A: What we graphed is not the eye diameters, but the reduction of eye diameters in exposed fetuses compared to their age-matched controls.  Since eye diameter is one of the facial hallmarks of FASD, we correlated biomarkers with eye diameter as a potential way to indicate whether a fetus already showed evidence that it might have developed FASD postnatally. To measure eye diameter as accurately as possible, we used a digital caliper. Because eye diameter increases with GA, the absolute difference between exposed and unexposed controls increases, as shown in the graphs. We now add graphs of percent change in eye diameter (compared to the age-matched control) vs. percent change in biomarkers, which show a relatively constant ratio, i.e., the graphs have slopes close to 0.

8)    Comments on the Quality of English Language. There are some minor grammatical and syntax errors throughout the document. The intro and discussion are very choppy and difficult to read. It is written as a list of facts that are often disconnected. Additionally, it is unclear why there is so much discussion about the role of the DA and 5-HT systems in alcohol use disorder and as targets to treat alcohol use disorder when the purpose of the study was to measure changes in some of these systems following prenatal exposure to alcohol and other drugs.

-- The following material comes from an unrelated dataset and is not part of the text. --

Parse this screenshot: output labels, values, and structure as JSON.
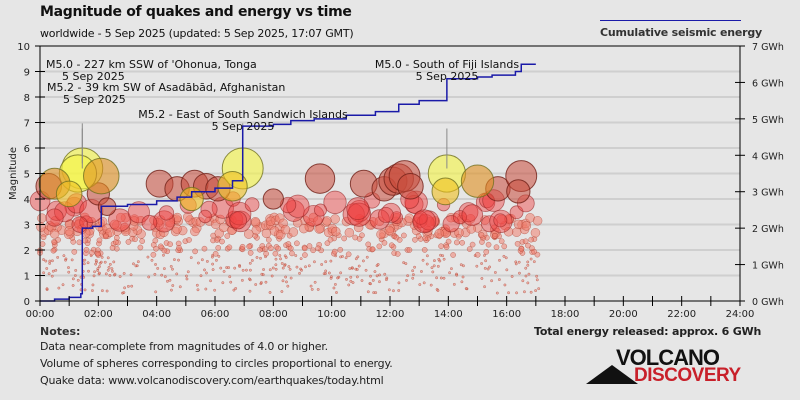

A: The text has been edited to remove some redundancies, focus more on the main topic and eliminate remaining grammatical and syntactical errors.  The goal of this paper is to determine whether EtOH exposure in utero is associated with changes in 5-HT and DA pathways that are implicated in mood disorders in adults.  The ultimate goal is to be able to predict which at risk fetuses would go on to have FASD postnatally and which of these would show affective dysregulation.  We hope that the changes described above make this clearer. 

Round 2

Reviewer 1 Report

Comments and Suggestions for Authors

Thank you for your thoughtful and appropriate responses to the previous set of reviews.  I have no additional concerns.